Mûda' vedîayı kullanamamanın yanı sıra onda
herhangi bir tasarrufta da bulunamaz. Yani onu satamaz, kiraya veremez, rehin
bırakamaz; kendi ailesi dışında bir başkası vedîa veya ariyet olarak veremez.
Şâyet emânet malda bir tasarrufta bulunur da kazanç sağlarsa bu kazancın kime
ait olduğu ihtilaflıdır; İmam Ebû Yusuf, İmam Mâlik ve Leys'e göre, malın aslını
sahibine iade edince, edilen kâr kendisi için helaldir. İmam Ebû Hanîfe, imam
Muhammed ve Züfer'e göre aslını sahibine iade eder, kazancı da fakirlere
dağıtır. Bir gruba göre hem aslı hem de kârı asıl mal sahibinindir. Bir başka
gruba göre kazanç alım satım yoluyla elde edilmişse bu tasarruf geçersizdir (İbn
Rüşd,-a.g.e., II, 312).

c- Sahibi istediği zaman mûda' vedîayı geri
vermek zorundadır.
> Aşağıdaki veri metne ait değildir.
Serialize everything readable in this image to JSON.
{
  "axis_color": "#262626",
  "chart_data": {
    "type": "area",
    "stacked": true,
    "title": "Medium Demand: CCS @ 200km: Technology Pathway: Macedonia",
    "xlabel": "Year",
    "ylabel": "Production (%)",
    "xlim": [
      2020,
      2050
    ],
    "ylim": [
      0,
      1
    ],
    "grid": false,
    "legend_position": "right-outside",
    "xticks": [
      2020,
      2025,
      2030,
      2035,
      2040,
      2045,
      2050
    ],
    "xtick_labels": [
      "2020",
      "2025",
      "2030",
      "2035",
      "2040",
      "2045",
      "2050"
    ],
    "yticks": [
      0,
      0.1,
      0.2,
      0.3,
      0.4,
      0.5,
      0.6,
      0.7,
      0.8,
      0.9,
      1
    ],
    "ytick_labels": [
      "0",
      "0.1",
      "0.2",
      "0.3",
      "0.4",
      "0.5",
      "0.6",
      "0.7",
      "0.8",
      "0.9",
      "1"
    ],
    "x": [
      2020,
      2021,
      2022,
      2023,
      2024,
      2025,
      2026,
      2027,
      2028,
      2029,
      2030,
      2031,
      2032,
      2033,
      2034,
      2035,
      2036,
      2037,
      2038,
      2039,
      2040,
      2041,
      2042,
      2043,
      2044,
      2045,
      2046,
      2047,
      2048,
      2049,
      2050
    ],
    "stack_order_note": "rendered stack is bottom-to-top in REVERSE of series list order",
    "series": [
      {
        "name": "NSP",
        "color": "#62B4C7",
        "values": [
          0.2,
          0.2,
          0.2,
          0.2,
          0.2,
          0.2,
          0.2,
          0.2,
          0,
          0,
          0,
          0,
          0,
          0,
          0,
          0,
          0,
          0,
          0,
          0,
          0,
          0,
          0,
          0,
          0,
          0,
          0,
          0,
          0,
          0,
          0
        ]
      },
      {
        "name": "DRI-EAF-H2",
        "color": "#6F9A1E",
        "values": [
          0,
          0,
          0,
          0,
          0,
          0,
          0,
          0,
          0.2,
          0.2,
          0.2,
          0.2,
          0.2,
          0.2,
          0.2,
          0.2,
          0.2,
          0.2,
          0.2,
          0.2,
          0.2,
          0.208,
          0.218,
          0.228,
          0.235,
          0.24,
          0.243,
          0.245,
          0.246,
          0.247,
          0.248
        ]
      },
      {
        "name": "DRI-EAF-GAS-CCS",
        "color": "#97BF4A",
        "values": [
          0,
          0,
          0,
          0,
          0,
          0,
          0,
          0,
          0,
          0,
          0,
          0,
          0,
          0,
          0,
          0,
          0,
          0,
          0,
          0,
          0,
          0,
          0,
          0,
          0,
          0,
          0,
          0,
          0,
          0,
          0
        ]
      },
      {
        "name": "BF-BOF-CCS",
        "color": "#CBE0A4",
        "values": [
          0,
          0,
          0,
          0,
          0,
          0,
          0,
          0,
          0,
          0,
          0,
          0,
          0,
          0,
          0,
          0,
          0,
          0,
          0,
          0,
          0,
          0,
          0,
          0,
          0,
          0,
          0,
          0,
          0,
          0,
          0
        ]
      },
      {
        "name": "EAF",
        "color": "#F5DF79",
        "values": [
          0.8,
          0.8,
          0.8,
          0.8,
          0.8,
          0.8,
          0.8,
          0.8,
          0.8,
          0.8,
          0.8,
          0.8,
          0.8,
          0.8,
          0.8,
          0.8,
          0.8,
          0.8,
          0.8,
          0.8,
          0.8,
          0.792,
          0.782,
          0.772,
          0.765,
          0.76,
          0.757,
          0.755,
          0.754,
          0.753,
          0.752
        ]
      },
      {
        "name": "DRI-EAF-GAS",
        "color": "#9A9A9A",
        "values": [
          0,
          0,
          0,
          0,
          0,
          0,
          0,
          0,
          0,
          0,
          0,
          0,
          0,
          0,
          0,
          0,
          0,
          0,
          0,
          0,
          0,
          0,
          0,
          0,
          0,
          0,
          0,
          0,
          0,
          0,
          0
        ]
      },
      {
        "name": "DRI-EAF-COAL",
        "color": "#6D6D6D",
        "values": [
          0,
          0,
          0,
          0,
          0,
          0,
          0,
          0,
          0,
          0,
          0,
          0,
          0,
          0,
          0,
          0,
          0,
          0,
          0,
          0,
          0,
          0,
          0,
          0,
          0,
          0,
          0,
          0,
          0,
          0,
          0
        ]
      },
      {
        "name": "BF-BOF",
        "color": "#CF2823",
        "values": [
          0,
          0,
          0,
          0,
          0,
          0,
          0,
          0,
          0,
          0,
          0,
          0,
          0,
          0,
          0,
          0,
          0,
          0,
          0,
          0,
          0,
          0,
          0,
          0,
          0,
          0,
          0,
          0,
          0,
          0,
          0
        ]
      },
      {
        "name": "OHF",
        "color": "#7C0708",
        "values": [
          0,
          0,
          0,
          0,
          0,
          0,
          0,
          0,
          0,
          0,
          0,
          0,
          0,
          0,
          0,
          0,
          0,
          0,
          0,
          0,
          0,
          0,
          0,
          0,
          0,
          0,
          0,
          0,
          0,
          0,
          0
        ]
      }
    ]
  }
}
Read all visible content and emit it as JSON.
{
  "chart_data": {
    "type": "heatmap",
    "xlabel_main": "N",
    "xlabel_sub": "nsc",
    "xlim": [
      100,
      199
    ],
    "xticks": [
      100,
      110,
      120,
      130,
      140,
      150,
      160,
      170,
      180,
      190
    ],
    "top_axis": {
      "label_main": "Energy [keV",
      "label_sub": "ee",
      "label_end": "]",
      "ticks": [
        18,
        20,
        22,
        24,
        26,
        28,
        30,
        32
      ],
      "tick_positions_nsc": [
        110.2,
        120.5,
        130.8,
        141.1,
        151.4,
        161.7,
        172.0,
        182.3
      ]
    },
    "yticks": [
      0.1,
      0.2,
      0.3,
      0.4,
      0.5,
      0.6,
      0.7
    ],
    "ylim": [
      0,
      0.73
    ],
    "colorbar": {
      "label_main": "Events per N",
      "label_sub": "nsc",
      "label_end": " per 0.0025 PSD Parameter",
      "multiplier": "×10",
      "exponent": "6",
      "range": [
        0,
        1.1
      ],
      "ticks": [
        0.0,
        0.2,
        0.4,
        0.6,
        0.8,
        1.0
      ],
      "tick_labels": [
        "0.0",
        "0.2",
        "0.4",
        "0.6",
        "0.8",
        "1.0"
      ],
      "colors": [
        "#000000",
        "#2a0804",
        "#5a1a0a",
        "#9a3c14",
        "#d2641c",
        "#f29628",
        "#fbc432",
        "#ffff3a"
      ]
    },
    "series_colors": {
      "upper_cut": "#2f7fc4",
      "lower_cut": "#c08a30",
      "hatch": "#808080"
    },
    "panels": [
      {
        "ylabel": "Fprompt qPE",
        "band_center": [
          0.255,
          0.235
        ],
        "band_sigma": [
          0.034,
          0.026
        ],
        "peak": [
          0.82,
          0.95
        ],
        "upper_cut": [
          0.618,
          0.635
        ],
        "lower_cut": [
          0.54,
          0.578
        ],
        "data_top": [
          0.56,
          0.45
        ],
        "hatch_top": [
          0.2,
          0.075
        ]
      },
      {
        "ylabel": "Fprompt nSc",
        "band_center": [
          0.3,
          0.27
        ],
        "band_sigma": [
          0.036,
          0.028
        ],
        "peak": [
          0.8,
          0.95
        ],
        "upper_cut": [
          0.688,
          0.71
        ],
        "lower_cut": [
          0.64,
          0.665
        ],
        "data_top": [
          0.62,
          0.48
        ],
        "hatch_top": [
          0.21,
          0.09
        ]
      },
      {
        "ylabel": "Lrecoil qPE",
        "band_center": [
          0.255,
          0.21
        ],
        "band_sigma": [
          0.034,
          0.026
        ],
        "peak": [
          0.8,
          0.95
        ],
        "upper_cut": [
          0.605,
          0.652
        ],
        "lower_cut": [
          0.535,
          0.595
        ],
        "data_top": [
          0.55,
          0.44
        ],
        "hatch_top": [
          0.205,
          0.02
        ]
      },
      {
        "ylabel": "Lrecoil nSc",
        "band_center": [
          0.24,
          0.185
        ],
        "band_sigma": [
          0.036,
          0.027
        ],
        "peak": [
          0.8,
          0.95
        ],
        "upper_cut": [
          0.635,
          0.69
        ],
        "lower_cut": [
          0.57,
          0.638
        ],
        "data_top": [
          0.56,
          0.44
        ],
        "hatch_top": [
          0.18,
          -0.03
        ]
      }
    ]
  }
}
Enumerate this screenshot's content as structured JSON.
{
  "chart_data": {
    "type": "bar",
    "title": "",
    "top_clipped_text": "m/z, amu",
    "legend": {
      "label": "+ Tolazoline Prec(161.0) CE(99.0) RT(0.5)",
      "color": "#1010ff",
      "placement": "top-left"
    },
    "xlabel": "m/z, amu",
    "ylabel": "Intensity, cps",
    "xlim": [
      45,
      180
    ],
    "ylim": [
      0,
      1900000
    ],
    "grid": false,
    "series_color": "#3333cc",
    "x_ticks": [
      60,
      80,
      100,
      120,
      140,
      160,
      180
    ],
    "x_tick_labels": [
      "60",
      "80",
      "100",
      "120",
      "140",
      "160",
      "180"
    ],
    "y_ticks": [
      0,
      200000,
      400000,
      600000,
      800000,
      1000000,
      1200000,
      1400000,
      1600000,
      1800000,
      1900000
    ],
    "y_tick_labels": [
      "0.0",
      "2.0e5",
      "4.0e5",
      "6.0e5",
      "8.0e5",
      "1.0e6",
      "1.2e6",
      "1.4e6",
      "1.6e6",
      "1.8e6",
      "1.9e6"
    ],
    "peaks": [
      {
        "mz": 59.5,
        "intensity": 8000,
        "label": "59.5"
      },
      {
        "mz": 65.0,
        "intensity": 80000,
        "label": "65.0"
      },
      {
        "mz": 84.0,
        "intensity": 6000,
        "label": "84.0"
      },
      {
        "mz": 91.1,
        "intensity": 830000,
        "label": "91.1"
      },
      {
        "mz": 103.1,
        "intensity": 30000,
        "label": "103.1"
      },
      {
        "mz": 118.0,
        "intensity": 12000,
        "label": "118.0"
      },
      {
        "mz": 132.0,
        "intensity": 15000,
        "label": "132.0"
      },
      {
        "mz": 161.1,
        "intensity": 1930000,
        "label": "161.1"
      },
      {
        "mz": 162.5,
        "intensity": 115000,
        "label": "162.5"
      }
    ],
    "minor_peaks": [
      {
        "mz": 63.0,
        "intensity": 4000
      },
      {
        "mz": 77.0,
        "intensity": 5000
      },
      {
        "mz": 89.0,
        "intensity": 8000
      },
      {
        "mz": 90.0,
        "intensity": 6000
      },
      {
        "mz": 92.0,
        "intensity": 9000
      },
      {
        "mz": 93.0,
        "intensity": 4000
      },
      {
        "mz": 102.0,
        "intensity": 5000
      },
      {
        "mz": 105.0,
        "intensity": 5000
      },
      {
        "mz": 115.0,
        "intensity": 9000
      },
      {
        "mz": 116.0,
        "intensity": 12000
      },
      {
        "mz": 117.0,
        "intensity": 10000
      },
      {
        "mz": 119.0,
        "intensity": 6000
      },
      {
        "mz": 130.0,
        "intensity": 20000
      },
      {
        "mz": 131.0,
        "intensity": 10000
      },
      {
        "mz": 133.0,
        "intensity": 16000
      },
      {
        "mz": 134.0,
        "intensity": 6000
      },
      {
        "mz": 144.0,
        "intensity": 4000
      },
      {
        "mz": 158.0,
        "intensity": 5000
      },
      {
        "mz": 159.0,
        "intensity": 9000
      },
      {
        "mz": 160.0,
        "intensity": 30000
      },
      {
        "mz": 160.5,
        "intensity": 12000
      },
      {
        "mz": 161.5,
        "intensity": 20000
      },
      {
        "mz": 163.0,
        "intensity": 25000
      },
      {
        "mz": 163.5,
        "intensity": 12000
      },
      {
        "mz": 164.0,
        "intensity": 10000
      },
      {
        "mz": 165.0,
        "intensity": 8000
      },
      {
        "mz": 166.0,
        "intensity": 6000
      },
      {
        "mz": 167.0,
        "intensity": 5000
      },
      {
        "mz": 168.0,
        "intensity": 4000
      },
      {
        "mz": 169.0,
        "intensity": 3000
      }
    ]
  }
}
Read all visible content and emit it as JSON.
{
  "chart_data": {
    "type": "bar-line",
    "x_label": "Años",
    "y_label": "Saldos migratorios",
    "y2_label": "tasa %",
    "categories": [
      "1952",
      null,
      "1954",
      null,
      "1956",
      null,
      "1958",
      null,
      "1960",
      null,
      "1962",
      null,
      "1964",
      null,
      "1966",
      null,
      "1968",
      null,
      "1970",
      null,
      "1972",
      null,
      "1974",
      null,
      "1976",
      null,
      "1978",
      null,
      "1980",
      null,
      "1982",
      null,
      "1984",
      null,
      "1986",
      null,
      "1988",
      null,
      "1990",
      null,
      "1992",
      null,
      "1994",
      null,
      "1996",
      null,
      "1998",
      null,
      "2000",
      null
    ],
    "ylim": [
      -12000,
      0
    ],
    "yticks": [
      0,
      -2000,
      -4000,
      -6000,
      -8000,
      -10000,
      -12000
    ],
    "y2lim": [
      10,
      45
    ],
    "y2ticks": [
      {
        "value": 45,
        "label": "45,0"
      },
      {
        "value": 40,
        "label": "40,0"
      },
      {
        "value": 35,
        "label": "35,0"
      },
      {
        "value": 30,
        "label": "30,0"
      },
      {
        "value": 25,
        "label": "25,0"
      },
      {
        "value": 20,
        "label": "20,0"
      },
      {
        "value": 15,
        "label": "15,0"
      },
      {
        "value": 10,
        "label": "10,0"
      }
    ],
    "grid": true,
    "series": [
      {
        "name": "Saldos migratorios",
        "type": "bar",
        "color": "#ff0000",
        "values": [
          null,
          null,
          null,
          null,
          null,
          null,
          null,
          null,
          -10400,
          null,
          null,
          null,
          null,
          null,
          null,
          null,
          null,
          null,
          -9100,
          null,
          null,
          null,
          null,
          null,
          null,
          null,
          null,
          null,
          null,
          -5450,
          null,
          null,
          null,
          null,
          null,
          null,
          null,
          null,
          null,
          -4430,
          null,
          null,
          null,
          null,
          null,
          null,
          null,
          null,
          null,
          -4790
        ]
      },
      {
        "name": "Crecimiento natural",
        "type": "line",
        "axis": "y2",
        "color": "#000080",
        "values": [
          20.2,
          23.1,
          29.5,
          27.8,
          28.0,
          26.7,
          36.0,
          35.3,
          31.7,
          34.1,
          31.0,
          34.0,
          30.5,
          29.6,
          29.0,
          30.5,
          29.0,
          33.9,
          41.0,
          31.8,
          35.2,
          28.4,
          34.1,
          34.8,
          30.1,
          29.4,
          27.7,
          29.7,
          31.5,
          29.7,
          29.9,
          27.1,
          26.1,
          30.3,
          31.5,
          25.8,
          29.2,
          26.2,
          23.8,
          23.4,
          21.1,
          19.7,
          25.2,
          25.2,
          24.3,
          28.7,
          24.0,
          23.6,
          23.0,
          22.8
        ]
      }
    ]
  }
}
Böyle bir talep halinde vermeyi geciktirmeye hakkı yoktur.
Zaruret olmadığı halde geri vermez de mal telef olursa onu ödemek zorundadır.
Mûda'nın malı geri vermek zorunda olduğu şahıs, vedîanın sahibi, vekîli veya
elçisidir. Bir başkasına veremez, verirse sorumlu durumuna düşer.

Vedîa olarak bırakılan mal, mûda'ın elinde
emânettir. Dolayısıyla mûda'nın kusuru veya teaddîsi olmadan bu mal telefi
doğrudan bu kusur veya teâdîye bağlı olmasa bile mûda' bu malı tazmin edecektir.
Telef olan malın tazmini, mal mislî ise (ölçü veya tartı ile alınıp satılan veya
taneleri arasında fiyata tesir edecek derecede fark olmayan mallar) misli ile,
kıyemî ise kıymeti ile tazmin edilir.

Mûda'ın evinde veya ambarında yangın, göçük gibi
tabii bir âfet olur ve emânet bırakılan mal telef olursa bundan dolayı tazminat
gerekmez (Merğınânî, a.g.e., III, 215; Zeylaî, Tebyînu'l-Hakâik Şerhu Kenzi'd-Dekâik,
V, 76).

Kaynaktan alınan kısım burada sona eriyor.